Harris’s solo career took off and she also found herself in demand as a duettist, including with Johnny Cash. (Harris spent a Christmas with Cash and his wife, June Carter, at their home in Jamaica, and remembers them “as the kind of people that made you feel you’d known them all your life”.) Among her favourite collaborations is Trio, the 1987 album she made with Ronstadt and Dolly Parton where they covered songs by Linda Thompson, Kate McGarrigle and the Appalachian singer Jean Ritchie (they recorded a follow-up, Trio II, in 1999). I tell Harris I’d love to have been a fly on the wall in the studio. “Well, you’d have had a blast because they’re two of the most intelligent and funny people to be around. There was a lot of laughing going on. I didn’t have a lot of women friends back then because I was always on the road or in the studio. So the chance to be around women and talk about girly things as well as making music together was just wonderful.”
For much of her career, if Harris wasn’t the only woman in the room, she says was “certainly the only woman on the bus. But I never had problems. All these gentlemen I worked with, most of them are still in my family of people and some are my neighbours.” It took until the early 2000s for Harris, self-anointed road dog, to discover that touring could be improved by the presence of an actual dog. “My one regret is that I didn’t discover that sooner. I mean, the guys were great, but my dog was with me all the time. As they say, they are company in your solitude.”

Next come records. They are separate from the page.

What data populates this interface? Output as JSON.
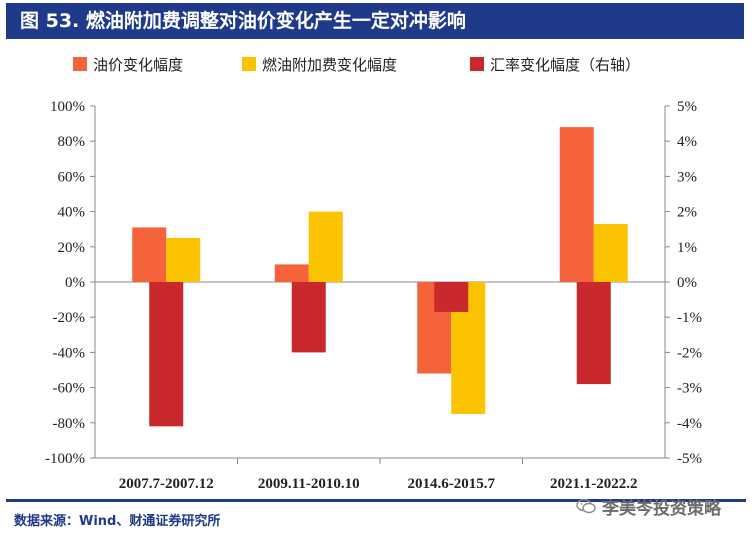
{
  "title": "图 53.  燃油附加费调整对油价变化产生一定对冲影响",
  "source": "数据来源：Wind、财通证券研究所",
  "watermark": "李美岑投资策略",
  "colors": {
    "title_bg": "#1f3a8a",
    "oil": "#f4633a",
    "surcharge": "#fcc400",
    "fx": "#c9282d"
  },
  "chart_data": {
    "type": "bar",
    "categories": [
      "2007.7-2007.12",
      "2009.11-2010.10",
      "2014.6-2015.7",
      "2021.1-2022.2"
    ],
    "series": [
      {
        "name": "油价变化幅度",
        "axis": "left",
        "values": [
          31,
          10,
          -52,
          88
        ]
      },
      {
        "name": "燃油附加费变化幅度",
        "axis": "left",
        "values": [
          25,
          40,
          -75,
          33
        ]
      },
      {
        "name": "汇率变化幅度（右轴）",
        "axis": "right",
        "values": [
          -4.1,
          -2.0,
          -0.85,
          -2.9
        ]
      }
    ],
    "ylim_left": [
      -100,
      100
    ],
    "ylim_right": [
      -5,
      5
    ],
    "yticks_left": [
      "100%",
      "80%",
      "60%",
      "40%",
      "20%",
      "0%",
      "-20%",
      "-40%",
      "-60%",
      "-80%",
      "-100%"
    ],
    "yticks_right": [
      "5%",
      "4%",
      "3%",
      "2%",
      "1%",
      "0%",
      "-1%",
      "-2%",
      "-3%",
      "-4%",
      "-5%"
    ],
    "grid": false,
    "legend_position": "top"
  }
}
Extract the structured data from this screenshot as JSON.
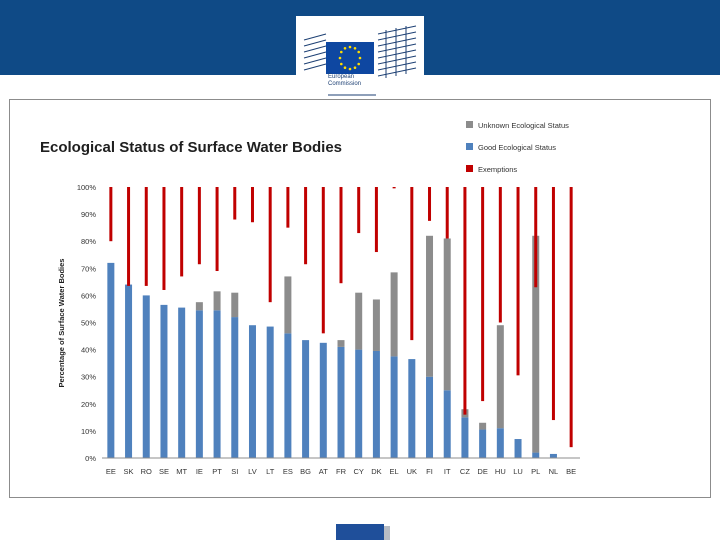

That dog was Bonaparte, since departed, who lent his name to the dog rescue centre, Bonaparte’s Retreat, that Harris set up in her back yard in 2004 and is still going strong today. “We adopt the bigger dogs, the older dogs, the ones that have medical conditions that mean they get left behind at the shelters,” she says. Between music, dogs and writing, life doesn’t appear to be winding down for Harris. “Well, I don’t really know what winding down is,” she says. “I remember when Willie Nelson was asked when he was going to retire, he said: ‘All I do is play golf and play music. Which one do you want me to give up?’ I think when you’re an artist, you don’t ever really retire. As I tell my friends, I don’t know what I’m doing, but I sure am doing a lot of it.”